R – Cara, tem muito acho que de mim nem tanto, mas da minha realidade, da realidade que eu vivi, essa série é um presente enorme, assim, é muito legal e aí tem uma realidade que é incrível que a série discute, a série discute amor isso é muito legal, essa família é muito amorosa, essa família, a série discute agregação tipo é o poder que isso tem então eu acho que o Lila, ele tem essa malandragem que é muito o que eu tive que ter porque é isso, cara, o Lila é esse cara, o Lila conhece o cara do baile, o Lila conhece o Tutuca, que é o traficante, mas também ta, você quando nasce e cresce em favela é muito isso, cara, o cara cresceu contigo, tu conhece o cara, tem uma relação muito, muito e aí, peraí, você sabe quem é quem, entendeu, é ilusão a galera achar que, o cara mora em favela, o cara ta ali. Na verdade o morador de favela é o cara menos privilegiado porque, sabe, assim, a polícia, sobe, esculhamba o cara, entendeu, a polícia desce os bandidos tão lá, você sabe quem é quem, mas você não, entendeu, você ta vivendo aquela realidade, entendeu, todo mundo sabe quem é quem, isso é mentira, entendeu, é mentira, a polícia, que não ta lá todo dia, sabe quem é quem, entendeu, os moradores não vão saber quem é quem, sabe assim, e aí você, é muito louco, então acho que o Lila tem essa coisa assim, sabe, esse jeitinho brasileiro que é de lidar com as coisas, assim, de estar nos lugares, saber quem é quem, mas também ta de fora, entendeu, ele não se envolve com os caras, isso é legal, mas ele tem essa, tem uma fala dele que tem uma discussão de família que ele fala que com ele ninguém tira onda, entendeu, que ele conhece todo mundo , tem essa relação, assim, ele é meio malandro, mas é um malandro ingênuo, é um malandro ingênuo.
P/1 – E você acha que o cenário, quer dizer, o contexto te remete a sua história de vida?

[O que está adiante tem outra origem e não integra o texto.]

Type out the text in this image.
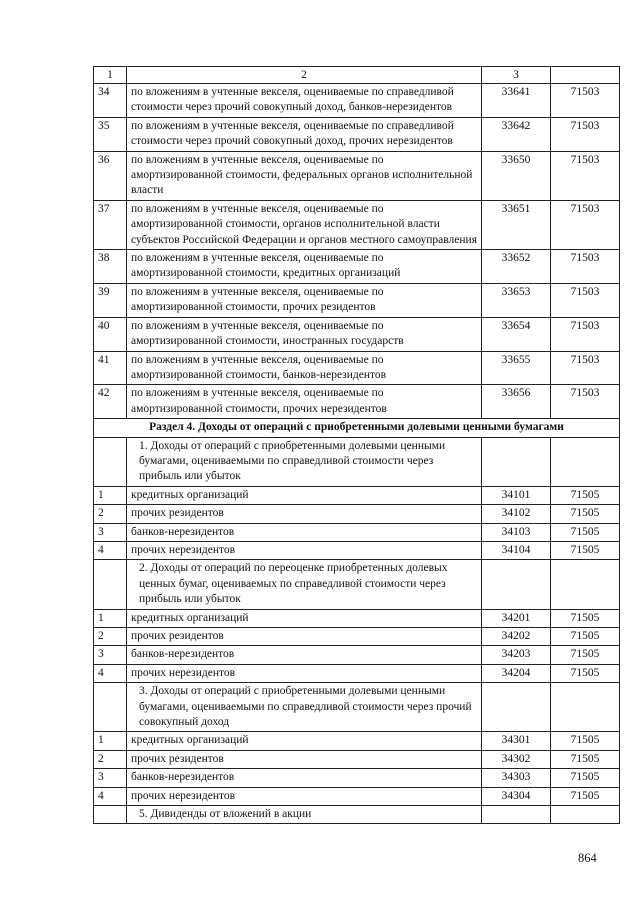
1	2	3	
34	по вложениям в учтенные векселя, оцениваемые по справедливой стоимости через прочий совокупный доход, банков-нерезидентов	33641	71503
35	по вложениям в учтенные векселя, оцениваемые по справедливой стоимости через прочий совокупный доход, прочих нерезидентов	33642	71503
36	по вложениям в учтенные векселя, оцениваемые по амортизированной стоимости, федеральных органов исполнительной власти	33650	71503
37	по вложениям в учтенные векселя, оцениваемые по амортизированной стоимости, органов исполнительной власти субъектов Российской Федерации и органов местного самоуправления	33651	71503
38	по вложениям в учтенные векселя, оцениваемые по амортизированной стоимости, кредитных организаций	33652	71503
39	по вложениям в учтенные векселя, оцениваемые по амортизированной стоимости, прочих резидентов	33653	71503
40	по вложениям в учтенные векселя, оцениваемые по амортизированной стоимости, иностранных государств	33654	71503
41	по вложениям в учтенные векселя, оцениваемые по амортизированной стоимости, банков-нерезидентов	33655	71503
42	по вложениям в учтенные векселя, оцениваемые по амортизированной стоимости, прочих нерезидентов	33656	71503
Раздел 4. Доходы от операций с приобретенными долевыми ценными бумагами			
	1. Доходы от операций с приобретенными долевыми ценными бумагами, оцениваемыми по справедливой стоимости через прибыль или убыток		
1	кредитных организаций	34101	71505
2	прочих резидентов	34102	71505
3	банков-нерезидентов	34103	71505
4	прочих нерезидентов	34104	71505
	2. Доходы от операций по переоценке приобретенных долевых ценных бумаг, оцениваемых по справедливой стоимости через прибыль или убыток		
1	кредитных организаций	34201	71505
2	прочих резидентов	34202	71505
3	банков-нерезидентов	34203	71505
4	прочих нерезидентов	34204	71505
	3. Доходы от операций с приобретенными долевыми ценными бумагами, оцениваемыми по справедливой стоимости через прочий совокупный доход		
1	кредитных организаций	34301	71505
2	прочих резидентов	34302	71505
3	банков-нерезидентов	34303	71505
4	прочих нерезидентов	34304	71505
	5. Дивиденды от вложений в акции		
864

R – Completamente, imagina, os bailes funk, eu tenho muita cena de baile tem muito conflito em baile funk e, pô, frequentei muito baile funk, ia escondido a baile funk da minha mãe então é um barato, assim, você ver as músicas que são muito da época, isso é legal e o contexto familiar muita bagunça, muita comida, muito, muita gritaria, muito… algazarra, mas todo mundo se ama, todo mundo se ajeita, entendeu, essa coisa é muito subúrbio essa coisa é subúrbio demais acho que isso é o maior barato da série, assim, é discutir amor, sabe assim, é agregar uma menina que vem do nada, que chega do nada, mas é amor, sabe assim, é o poder que eu acho que os subúrbios têm demais gente humilde tem isso demais, que é essa história que eu te contei da senhorinha que me pegou pelo braço e me levou pra dentro de casa, entendeu, nunca me viu na vida, sabe assim. Óbvio que isso também é de um caráter muito lírico é muito poético, tu não vai botar qualquer um na tua casa, acho que não é muito por aí mas essa capacidade que você tem de, que a série tem de discutir isso, assim, é muito legal, assim, a série não cai nessa coisa, nessa coisa piegas, entendeu, mas também não cai no fatídico abrange esse entorno assim, sabe, isso é muito legal, a série ta ficando linda demais, ta ficando muito bonita.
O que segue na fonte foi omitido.